# B Solenoid self force

1. Nov 29, 2016

### RingNebula57

Hello everyone! I found in my textbook that in order to calculate the pressure experienced by the surface of a long straight solenoid with $n$ turns per unit length and current $I$ we don't use the typical magnetic field $B=\mu_0nI$ on a loop of the coil , but a corrected magnetic field $B=\frac{\mu_onI}{2}$ which excludes the contribution or "self force" of the loop. How can I prove this formula? (to calculate the pressure is not a problem if I know the formula for $B$). Furthermore, I saw that this factor $"\frac{1}{2}"$ is used in other cases also in which we have self-forces.

2. Nov 29, 2016

### Hesch

( my insertion )

1) is used for calculation of B in the center of an infinit long solenoid. So the solenoid is symmetrical around this center. The resulting B-value is a sum of the contributions from the left/right parts of the solenoid.

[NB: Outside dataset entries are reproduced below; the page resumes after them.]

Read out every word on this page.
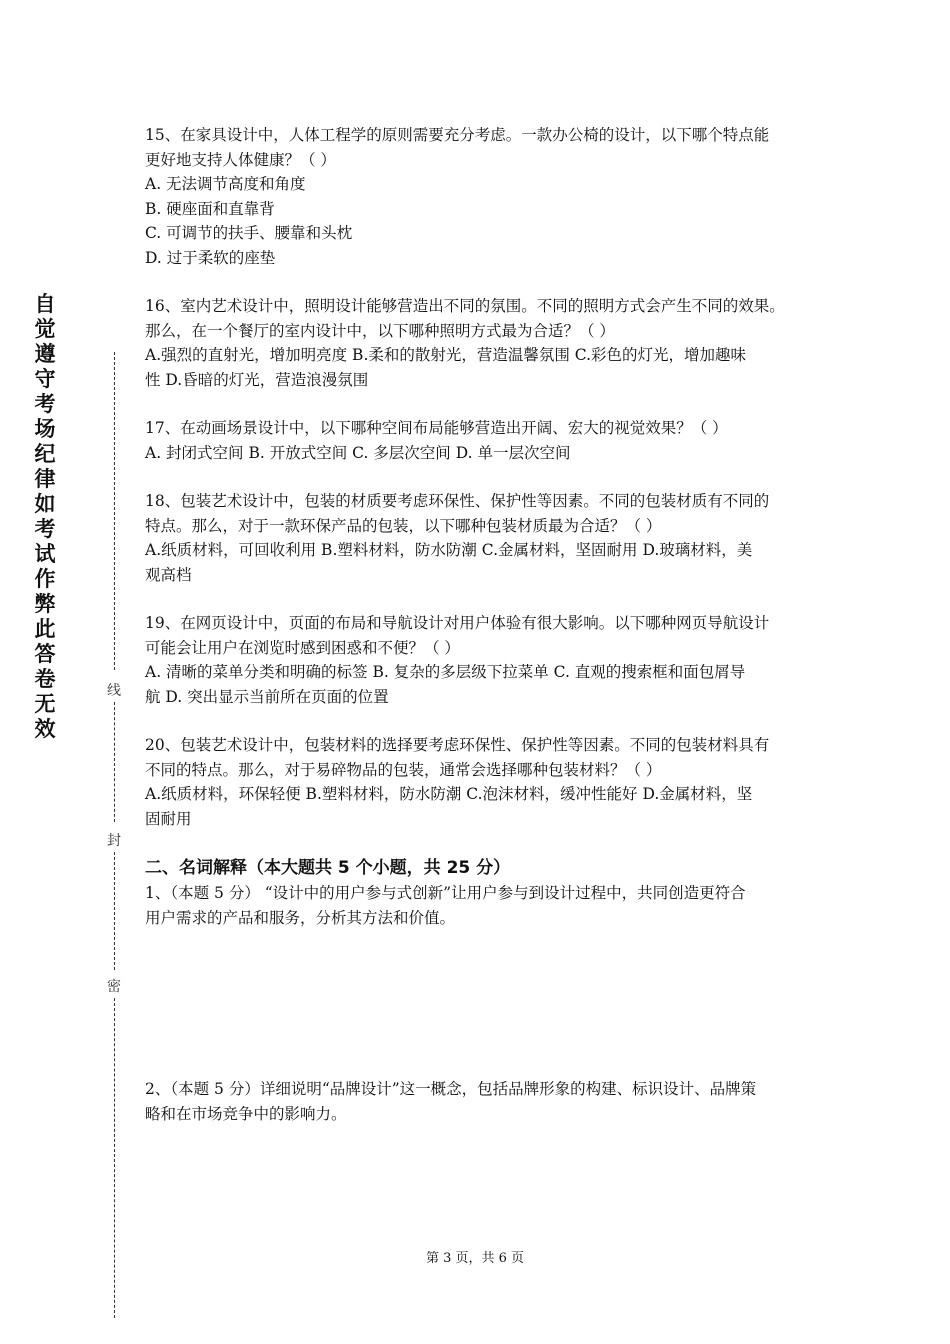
自觉遵守考场纪律如考试作弊此答卷无效
线
封
密

15、在家具设计中，人体工程学的原则需要充分考虑。一款办公椅的设计，以下哪个特点能

更好地支持人体健康？（ ）

A. 无法调节高度和角度

B. 硬座面和直靠背

C. 可调节的扶手、腰靠和头枕

D. 过于柔软的座垫

16、室内艺术设计中，照明设计能够营造出不同的氛围。不同的照明方式会产生不同的效果。

那么，在一个餐厅的室内设计中，以下哪种照明方式最为合适？（ ）

A.强烈的直射光，增加明亮度 B.柔和的散射光，营造温馨氛围 C.彩色的灯光，增加趣味

性 D.昏暗的灯光，营造浪漫氛围

17、在动画场景设计中，以下哪种空间布局能够营造出开阔、宏大的视觉效果？（ ）

A. 封闭式空间 B. 开放式空间 C. 多层次空间 D. 单一层次空间

18、包装艺术设计中，包装的材质要考虑环保性、保护性等因素。不同的包装材质有不同的

特点。那么，对于一款环保产品的包装，以下哪种包装材质最为合适？（ ）

A.纸质材料，可回收利用 B.塑料材料，防水防潮 C.金属材料，坚固耐用 D.玻璃材料，美

观高档

19、在网页设计中，页面的布局和导航设计对用户体验有很大影响。以下哪种网页导航设计

可能会让用户在浏览时感到困惑和不便？（ ）

A. 清晰的菜单分类和明确的标签 B. 复杂的多层级下拉菜单 C. 直观的搜索框和面包屑导

航 D. 突出显示当前所在页面的位置

20、包装艺术设计中，包装材料的选择要考虑环保性、保护性等因素。不同的包装材料具有

不同的特点。那么，对于易碎物品的包装，通常会选择哪种包装材料？（ ）

A.纸质材料，环保轻便 B.塑料材料，防水防潮 C.泡沫材料，缓冲性能好 D.金属材料，坚

固耐用

二、名词解释（本大题共 5 个小题，共 25 分）

1、（本题 5 分） “设计中的用户参与式创新”让用户参与到设计过程中，共同创造更符合

用户需求的产品和服务，分析其方法和价值。

2、（本题 5 分）详细说明“品牌设计”这一概念，包括品牌形象的构建、标识设计、品牌策

略和在市场竞争中的影响力。

第 3 页，共 6 页
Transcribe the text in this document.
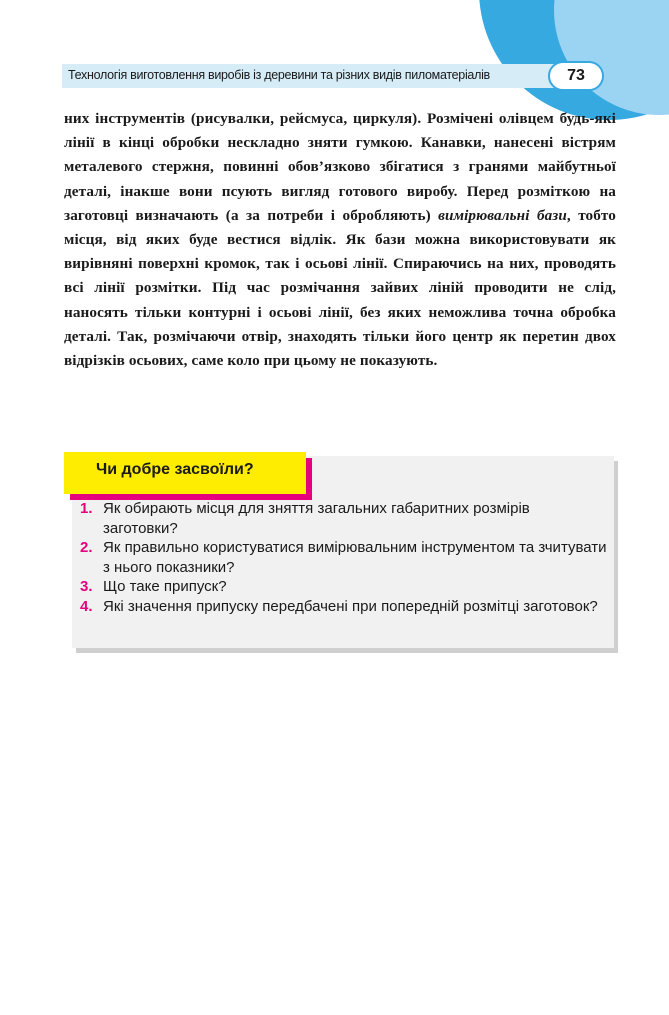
Технологія виготовлення виробів із деревини та різних видів пиломатеріалів	73

них інструментів (рисувалки, рейсмуса, циркуля). Розмічені олівцем будь-які лінії в кінці обробки нескладно зняти гумкою. Канавки, нанесені вістрям металевого стержня, повинні обов’язково збігатися з гранями майбутньої деталі, інакше вони псують вигляд готового виробу. Перед розміткою на заготовці визначають (а за потреби і обробляють) вимірювальні бази, тобто місця, від яких буде вестися відлік. Як бази можна використовувати як вирівняні поверхні кромок, так і осьові лінії. Спираючись на них, проводять всі лінії розмітки. Під час розмічання зайвих ліній проводити не слід, наносять тільки контурні і осьові лінії, без яких неможлива точна обробка деталі. Так, розмічаючи отвір, знаходять тільки його центр як перетин двох відрізків осьових, саме коло при цьому не показують.

Чи добре засвоїли?
1. Як обирають місця для зняття загальних габаритних розмірів заготовки?
2. Як правильно користуватися вимірювальним інструментом та зчитувати з нього показники?
3. Що таке припуск?
4. Які значення припуску передбачені при попередній розмітці заготовок?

2) is used at the ends of the solenoid, because here only the solenoid to the left ( or to the right ) is contributing the B-value at this point. Thus the factor "½".

3. Nov 29, 2016

### RingNebula57

I am aware of the problem that you solved, but this is not my point. What I am trying to say is that we have an infinitely long solenoid and we try to calculate the tensile force acting on one of its loops ( we can assume that the loop is in the middle) due to the magnetic field of the solenoid. But when we try to do this we have to substract the contribution of the loop itself. And after substracting that we obtain $B=\frac{\mu_onI}{2}$.